Holidays Are Not Always Easy
November 17, 2011
Holidays Are Not Always Easy
Sometimes I am sad when I should be happy. Sometimes I am down when I ought to be up. I wonder if you, too, struggle with your feelings not living up to what you or what others expect. The holidays especially can be an emotional roller coaster. When my daughter Dayna died our whole world changed, and especially the holidays. She was full of such love and fun and life. Nothing was ever the same again. That’s when I first knew that holidays aren’t always happy times for everyone.
Fredrick Buechner in his book, Listening to Your Life, reflects on the funeral of the twelve-year-old daughter of a man named Jairus (Mark 5:35-43). If you know the story you know that Jesus shows up in the middle of the funeral, takes the little girl’s hand, and tells her to “get up,” and she does! What Buechner writes that struck me so very personally was that it’s okay to weep all the tears that are in us when we suffer loss, because something precious and irreplaceable has come to an end and something in us has come to an end with it. Yet, he goes on to write that death is no more permanent than sleep and that while death is the closing of one door, it is the opening of another. Buechner wants us to hear Jesus saying to us, “Get up.” Buechner wants us to take the hand that Jesus extends to us through the many people and graces in our lives, so that we can get up.
As the holidays approach, I give myself permission to feel whatever I am feeling. I let myself remember and feel. The holidays I have treasured from my past are precious and irreplaceable. Yet, other new and equally precious doors open to me every day. There is a time to mourn and there is a time to celebrate, and sometimes our feelings don’t correspond with the season of the year.
On Saturday, December 17, at 7:00 p.m. at St. Stephen’s Episcopal Church you are invited to gather with us for a Service of Lights to remember those we love who have died by the lighting of candles on the altar. Through scripture and prayer, through the companionship of others we will rekindle the light of hope. The sanctuary will be lit by candle light and the walks by luminaries. Following the service we will walk to the parish house to enjoy our annual lighting of the Christmas Tree. This year music will be provided by our youth Red Door Band and refreshments will be served in the hall.
If like me you are remembering those persons or season in your life that are no longer with you, I offer this prayer from a Hebrew Book of Prayers:
We Remember Them with Love
In the rising of the sun and its going down, we remember them.

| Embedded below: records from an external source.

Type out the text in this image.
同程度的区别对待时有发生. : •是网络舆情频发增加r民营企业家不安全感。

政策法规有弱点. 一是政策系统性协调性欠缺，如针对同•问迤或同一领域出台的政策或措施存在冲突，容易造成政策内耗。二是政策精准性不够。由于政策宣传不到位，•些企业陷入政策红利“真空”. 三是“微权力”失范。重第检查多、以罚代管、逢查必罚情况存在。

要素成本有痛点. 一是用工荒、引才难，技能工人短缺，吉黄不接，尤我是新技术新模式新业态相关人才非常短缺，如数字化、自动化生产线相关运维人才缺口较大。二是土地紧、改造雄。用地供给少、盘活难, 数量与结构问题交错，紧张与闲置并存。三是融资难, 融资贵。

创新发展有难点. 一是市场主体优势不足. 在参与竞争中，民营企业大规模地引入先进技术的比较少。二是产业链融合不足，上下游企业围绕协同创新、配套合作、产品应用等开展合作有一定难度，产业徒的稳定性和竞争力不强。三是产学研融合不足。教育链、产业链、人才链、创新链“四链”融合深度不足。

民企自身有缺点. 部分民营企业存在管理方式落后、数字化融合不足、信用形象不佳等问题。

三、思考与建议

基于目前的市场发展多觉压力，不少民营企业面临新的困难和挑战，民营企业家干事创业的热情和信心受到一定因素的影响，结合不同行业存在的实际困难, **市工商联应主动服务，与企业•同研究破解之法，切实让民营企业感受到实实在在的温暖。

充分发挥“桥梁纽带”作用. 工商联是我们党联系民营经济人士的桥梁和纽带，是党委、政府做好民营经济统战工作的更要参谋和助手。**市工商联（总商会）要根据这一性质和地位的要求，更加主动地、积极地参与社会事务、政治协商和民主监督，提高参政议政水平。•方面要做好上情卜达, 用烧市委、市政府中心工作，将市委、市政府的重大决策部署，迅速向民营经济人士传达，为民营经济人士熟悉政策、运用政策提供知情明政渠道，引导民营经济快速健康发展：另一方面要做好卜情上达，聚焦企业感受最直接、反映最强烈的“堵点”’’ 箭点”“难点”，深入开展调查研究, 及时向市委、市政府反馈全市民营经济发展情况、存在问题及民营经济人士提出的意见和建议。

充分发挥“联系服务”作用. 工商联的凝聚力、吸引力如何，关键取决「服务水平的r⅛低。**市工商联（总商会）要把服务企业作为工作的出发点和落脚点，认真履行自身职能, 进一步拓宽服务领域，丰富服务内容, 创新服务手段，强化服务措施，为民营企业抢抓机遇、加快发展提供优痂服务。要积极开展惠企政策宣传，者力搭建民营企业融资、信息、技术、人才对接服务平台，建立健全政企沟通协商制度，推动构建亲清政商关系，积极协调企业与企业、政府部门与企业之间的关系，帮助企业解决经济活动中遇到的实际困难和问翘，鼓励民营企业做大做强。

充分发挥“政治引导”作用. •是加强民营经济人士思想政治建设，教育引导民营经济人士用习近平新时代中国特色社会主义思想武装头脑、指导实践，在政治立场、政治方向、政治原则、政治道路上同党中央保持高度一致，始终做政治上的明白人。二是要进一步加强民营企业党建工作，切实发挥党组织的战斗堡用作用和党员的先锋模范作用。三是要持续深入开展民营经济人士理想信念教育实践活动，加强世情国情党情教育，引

In the blowing of the wind and in the chill of winter, we remember them.
In the opening of buds and in the rebirth of spring, we remember them.
In the blueness of the sky and in the warmth of summer, we remember them.
In the rustling of the leaves and in the beauty of autumn, we remember them.
In the beginning of every succeeding year and when it ends, we remember them.
When we are weary and in need of strength, we remember them.
When we have joys and celebrations we yearn to share, we remember them.
So long as we live, they too shall live, for they are now a part of us,
as we remember them with love. Amen.